Date: Tuesday, March 16, 2010
Author: Reuters

Dilan Siritunga, a longtime executive at the hedge fund firm Atticus Capital LP, is planning to open his own firm, according to a person familiar with his plans.

Siritunga will become the latest in a string of fund managers to leave Atticus, one of the hedge fund industry's biggest and best-known activist investors until its founder liquidated two portfolios last year.

Siritunga's new firm does not yet have a name but his plans are already generating buzz in the tight-knit investment community, where pension funds and endowments are ready to put more money to work in the $1.5 trillion (1 trillion pound) industry, investors and industry analysts said.

The fund manager is credited with having helped Atticus founder Timothy Barakett grow the firm into one of the industry's biggest players.

Atticus took large bets on companies and invested nearly $20 billion at its peak in 2007.

Because of his strong track record and long stay at Atticus, investors and analysts said they expect Siritunga to be able to raise money relatively quickly, even though it has become more difficult to launch new funds after the financial crisis.

Siritunga did not return a call seeking comment.

Barakett is one of the first investors in his long-time lieutenant's new venture, said the person who was not allowed to speak about firm publicly because the fund is private.

Siritunga and Barakett both earned business degrees at Harvard and the two men devoted most of their professional lives to growing Atticus into a powerhouse.
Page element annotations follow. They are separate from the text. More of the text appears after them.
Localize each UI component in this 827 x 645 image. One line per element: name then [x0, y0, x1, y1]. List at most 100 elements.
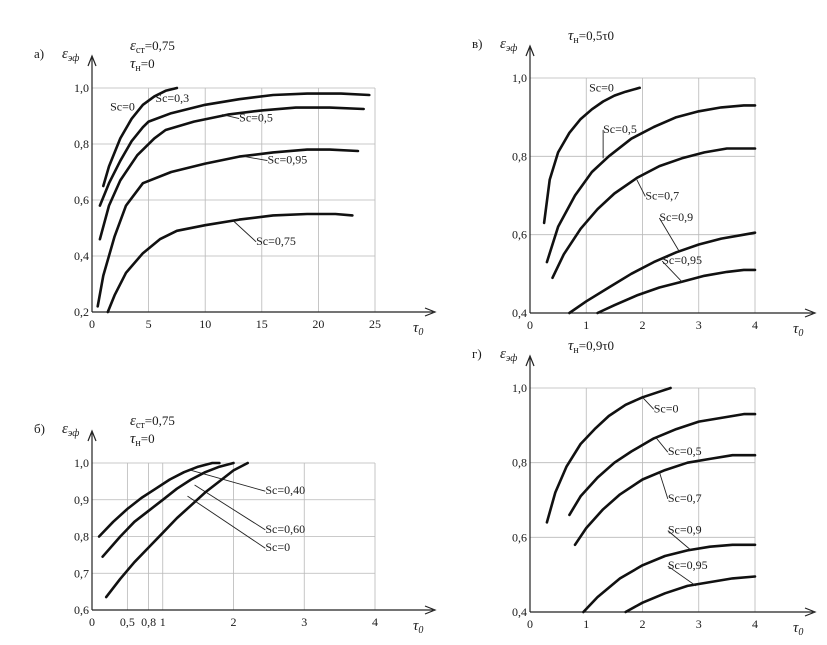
x-tick-label: 3: [301, 615, 307, 629]
y-tick-label: 0,2: [74, 305, 89, 319]
chart-panel-b: 0,6 0,7 0,8 0,9 1,0 0 0,5 0,8 1 2 3 4 εэф τ0 б) εcт=0,7…: [34, 413, 437, 636]
series-label: Sc=0,5: [603, 122, 637, 136]
series-line-v-4: [596, 268, 757, 315]
series-label-leader: [656, 438, 669, 453]
series-line-g-2: [573, 453, 757, 547]
series-label: Sc=0: [589, 81, 614, 95]
y-tick-label: 0,4: [74, 249, 89, 263]
chart-panel-v: 0,4 0,6 0,8 1,0 0 1 2 3 4 εэф τ0 в) τн=0,5τ0 Sc=0 Sc=0…: [472, 28, 817, 339]
y-tick-label: 1,0: [512, 71, 527, 85]
y-tick-label: 0,8: [512, 456, 527, 470]
panel-letter: б): [34, 421, 45, 436]
series-label-leader: [667, 530, 691, 550]
series-label-leader: [233, 220, 257, 243]
x-tick-label: 1: [583, 318, 589, 332]
series-line-b-0: [97, 461, 221, 538]
y-tick-label: 0,8: [74, 137, 89, 151]
y-tick-label: 0,9: [74, 493, 89, 507]
x-tick-label: 3: [696, 617, 702, 631]
condition-label: εcт=0,75: [130, 38, 175, 56]
series-line-g-0: [545, 386, 672, 524]
x-tick-label: 2: [640, 318, 646, 332]
panel-letter: г): [472, 346, 482, 361]
x-tick-label: 2: [231, 615, 237, 629]
series-label: Sc=0,7: [645, 188, 679, 202]
series-line-v-1: [545, 104, 757, 264]
series-label-leader: [642, 397, 655, 410]
y-axis-title: εэф: [62, 421, 79, 439]
series-label-leader: [636, 179, 646, 197]
y-tick-label: 0,6: [512, 228, 527, 242]
x-tick-label: 0,8: [141, 615, 156, 629]
series-label: Sc=0,60: [265, 522, 305, 536]
y-axis-title: εэф: [500, 36, 517, 54]
series-label: Sc=0,3: [155, 91, 189, 105]
series-label-leader: [661, 260, 683, 282]
series-line-b-2: [104, 461, 249, 599]
condition-label: τн=0: [130, 431, 155, 449]
y-tick-label: 0,6: [512, 530, 527, 544]
series-line-v-3: [568, 231, 757, 315]
series-label: Sc=0,95: [267, 153, 307, 167]
condition-label: τн=0: [130, 56, 155, 74]
x-tick-label: 4: [752, 318, 758, 332]
x-tick-label: 3: [696, 318, 702, 332]
series-line-g-1: [568, 412, 757, 517]
series-line-v-2: [551, 147, 757, 280]
condition-label: τн=0,5τ0: [568, 28, 614, 46]
series-label-leader: [658, 471, 669, 500]
series-label-leader: [187, 495, 266, 549]
y-axis-title: εэф: [500, 346, 517, 364]
x-axis-title: τ0: [413, 320, 423, 338]
x-axis-arrow: [804, 607, 817, 617]
x-tick-label: 1: [160, 615, 166, 629]
x-tick-label: 1: [583, 617, 589, 631]
series-label: Sc=0,95: [662, 253, 702, 267]
x-axis-arrow: [424, 307, 437, 317]
condition-label: εcт=0,75: [130, 413, 175, 431]
x-tick-label: 0: [527, 617, 533, 631]
series-label-leader: [658, 217, 680, 252]
x-tick-label: 0,5: [120, 615, 135, 629]
x-axis-title: τ0: [413, 618, 423, 636]
y-tick-label: 1,0: [512, 381, 527, 395]
x-tick-label: 15: [256, 317, 268, 331]
series-label-leader: [222, 114, 240, 120]
series-line-a-0: [102, 86, 179, 188]
series-line-a-4: [106, 212, 354, 314]
x-axis-arrow: [424, 605, 437, 615]
y-tick-label: 1,0: [74, 456, 89, 470]
x-axis-title: τ0: [793, 620, 803, 638]
y-tick-label: 0,4: [512, 306, 527, 320]
y-tick-label: 0,6: [74, 193, 89, 207]
series-label: Sc=0,40: [265, 483, 305, 497]
y-axis-arrow: [87, 54, 97, 67]
y-axis-arrow: [525, 354, 535, 367]
x-tick-label: 0: [89, 615, 95, 629]
chart-panel-g: 0,4 0,6 0,8 1,0 0 1 2 3 4 εэф τ0 г) τн=0,9τ0 Sc=0 Sc=0…: [472, 338, 817, 638]
x-tick-label: 5: [146, 317, 152, 331]
series-label: Sc=0,95: [668, 558, 708, 572]
x-tick-label: 10: [199, 317, 211, 331]
y-tick-label: 0,6: [74, 603, 89, 617]
condition-label: τн=0,9τ0: [568, 338, 614, 356]
y-tick-label: 1,0: [74, 81, 89, 95]
x-tick-label: 2: [640, 617, 646, 631]
series-line-a-3: [96, 148, 360, 308]
chart-panel-a: 0,2 0,4 0,6 0,8 1,0 0 5 10 15 20 25 εэф τ0 а) εcт=0,75…: [34, 38, 437, 338]
x-tick-label: 4: [752, 617, 758, 631]
x-tick-label: 20: [312, 317, 324, 331]
x-tick-label: 0: [89, 317, 95, 331]
series-label-leader: [244, 156, 268, 162]
series-line-a-1: [98, 92, 371, 207]
series-label: Sc=0,5: [239, 111, 273, 125]
y-axis-arrow: [87, 429, 97, 442]
x-tick-label: 25: [369, 317, 381, 331]
series-line-a-2: [98, 106, 365, 241]
series-label: Sc=0,5: [668, 444, 702, 458]
x-tick-label: 4: [372, 615, 378, 629]
series-line-b-1: [101, 461, 235, 558]
series-label-leader: [667, 565, 697, 587]
series-label: Sc=0: [265, 540, 290, 554]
The flagship Atticus Global fund gained 19 percent annually while the broader stock index climbed 4 percent since its inception in 1996.
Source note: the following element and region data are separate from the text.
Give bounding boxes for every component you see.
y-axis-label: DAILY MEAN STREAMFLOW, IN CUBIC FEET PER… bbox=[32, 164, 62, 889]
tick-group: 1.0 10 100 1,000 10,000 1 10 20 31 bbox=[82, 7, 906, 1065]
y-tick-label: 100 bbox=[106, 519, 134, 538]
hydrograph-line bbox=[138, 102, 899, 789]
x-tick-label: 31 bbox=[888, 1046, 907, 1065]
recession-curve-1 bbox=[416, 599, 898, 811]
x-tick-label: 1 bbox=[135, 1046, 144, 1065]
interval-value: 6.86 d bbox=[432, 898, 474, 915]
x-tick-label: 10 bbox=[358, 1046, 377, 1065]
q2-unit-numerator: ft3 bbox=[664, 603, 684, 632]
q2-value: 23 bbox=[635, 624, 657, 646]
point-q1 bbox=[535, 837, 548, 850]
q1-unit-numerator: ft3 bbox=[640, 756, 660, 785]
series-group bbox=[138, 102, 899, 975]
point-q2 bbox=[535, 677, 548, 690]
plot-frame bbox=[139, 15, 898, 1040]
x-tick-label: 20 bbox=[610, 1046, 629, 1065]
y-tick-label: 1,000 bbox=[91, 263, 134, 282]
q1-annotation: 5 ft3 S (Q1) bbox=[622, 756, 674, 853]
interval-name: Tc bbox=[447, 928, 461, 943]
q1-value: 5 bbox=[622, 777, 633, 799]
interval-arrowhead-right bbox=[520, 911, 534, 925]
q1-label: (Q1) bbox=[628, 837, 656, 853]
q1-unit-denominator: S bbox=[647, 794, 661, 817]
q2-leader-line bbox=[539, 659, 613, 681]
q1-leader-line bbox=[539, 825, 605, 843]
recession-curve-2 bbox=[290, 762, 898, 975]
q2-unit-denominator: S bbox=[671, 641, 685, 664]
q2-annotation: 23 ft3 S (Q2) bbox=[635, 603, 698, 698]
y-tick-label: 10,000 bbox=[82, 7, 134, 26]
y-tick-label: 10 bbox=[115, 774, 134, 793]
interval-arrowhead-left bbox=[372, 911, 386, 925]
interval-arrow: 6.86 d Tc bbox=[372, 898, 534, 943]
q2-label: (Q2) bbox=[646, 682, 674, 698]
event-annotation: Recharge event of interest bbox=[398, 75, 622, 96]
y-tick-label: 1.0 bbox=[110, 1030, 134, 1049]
Indeed, Siritunga still works in the mid-town Manhattan office building where Atticus had its headquarters.

In August, Barakett surprised some investors when he closed his $3.5 billion flagship fund and a smaller portfolio with $600 million in order to spend more time with his family.
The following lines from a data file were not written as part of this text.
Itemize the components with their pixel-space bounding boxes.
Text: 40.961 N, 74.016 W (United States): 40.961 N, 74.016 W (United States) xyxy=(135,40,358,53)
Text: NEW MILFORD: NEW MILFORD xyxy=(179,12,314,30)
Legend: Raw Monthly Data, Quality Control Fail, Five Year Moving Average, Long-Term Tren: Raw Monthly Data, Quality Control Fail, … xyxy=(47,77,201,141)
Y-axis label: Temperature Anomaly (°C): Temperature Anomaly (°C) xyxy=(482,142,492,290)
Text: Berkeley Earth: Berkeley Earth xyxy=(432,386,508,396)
"I have been blessed with great investors, partners, employees, and a lot of good luck," Barakett told investors in his August letter.

Now he is sending some of his personal fortune to be invested by some of those former colleagues.

In addition to writing a check to Siritunga, Barakett was one of the first investors in Atwater Capital, an Atticus spinoff founded by Kris Green and Lee Pollock this year, people familiar with that fund said.

Former Atticus employees Ed Bosek and Noam Ohana also spun out of the firm and founded Beacon Light Capital, which is investing in global equities.

Elsewhere, Farallon Capital Management LLC told its investors this week that four partners -- William Duhamel, Jason Moment, Ashish Pant and Rich Voon -- are setting up their own firm.

The four concentrated on picking undervalued stocks at Farallon, the San Francisco-based fund firm that manages roughly $21 billion and boasts a 35 percent trailing 12 month return through the end of February, a person familiar with the returns and departures said.

The firm's assets have fallen 41 percent from its peak before the financial crisis began.